Host and Bacterial Markers that Differ in Children with Cystitis and Pyelonephritis.

Author information

1
Department of Pediatrics, University of Pittsburgh School of Medicine, University of Pittsburgh, Pittsburgh, PA; Department of Pediatrics, Children's Hospital of Pittsburgh of UPMC, University of Pittsburgh, Pittsburgh, PA. Electronic address: nader.shaikh@chp.edu.
2
Department of Pediatrics, University of Pittsburgh School of Medicine, University of Pittsburgh, Pittsburgh, PA; Department of Pediatrics, Children's Hospital of Pittsburgh of UPMC, University of Pittsburgh, Pittsburgh, PA.
3
Department of Pediatrics, Children's Hospital of Pittsburgh of UPMC, University of Pittsburgh, Pittsburgh, PA.
4
Division of Infectious Diseases, Department of Medicine, University of Pittsburgh School of Medicine, Pittsburgh, PA.
5
Children's National Medical Center, Washington, DC.
6
Department of Biostatistics, Graduate School of Public Health, University of Pittsburgh, Pittsburgh, PA.
7
Tulane School of Medicine, New Orleans, LA.
8
Department of Pediatrics, University of Pittsburgh School of Medicine, University of Pittsburgh, Pittsburgh, PA.
9
Department of Biostatistics, College of Public Health & Health Professions, University of Florida, Gainesville, FL.
10
Hasbro Children's Hospital, Alpert Medical School, Providence, RI.

Abstract

OBJECTIVE:

To determine whether treatment for urinary tract infections in children could be individualized using biomarkers for acute pyelonephritis.

STUDY DESIGN:

We enrolled 61 children with febrile urinary tract infections, collected blood and urine samples, and performed a renal scan within 2 weeks of diagnosis to identify those with pyelonephritis.
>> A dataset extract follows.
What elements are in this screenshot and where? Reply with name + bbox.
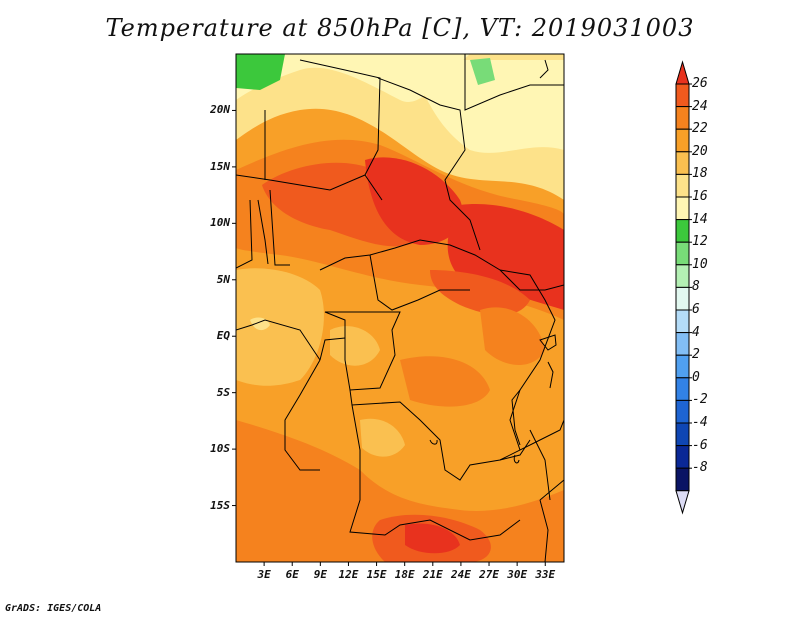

Renal scans were interpreted centrally by 2 experts. We measured inflammatory proteins in blood and urine using LUMINEX or an enzyme-linked immunosorbent assay. We evaluated serum RNA expression using RNA sequencing in a subset of children. Finally, for children with Escherichia coli isolated from urine cultures, we performed a polymerase chain reaction for 4 previously identified virulence genes.

RESULTS:

Urinary markers that best differentiated pyelonephritis from cystitis included chemokine (C-X-C motif) ligand (CXCL)1, CXCL9, CXCL12, C-C motif chemokine ligand 2, INF γ, and IL-15. Serum procalcitonin was the best serum marker for pyelonephritis. Genes in the interferon-γ pathway were upregulated in serum of children with pyelonephritis. The presence of E coli virulence genes did not correlate with pyelonephritis.

CONCLUSIONS:

Immune response to pyelonephritis and cystitis differs quantitatively and qualitatively; this may be useful in differentiating these 2 conditions.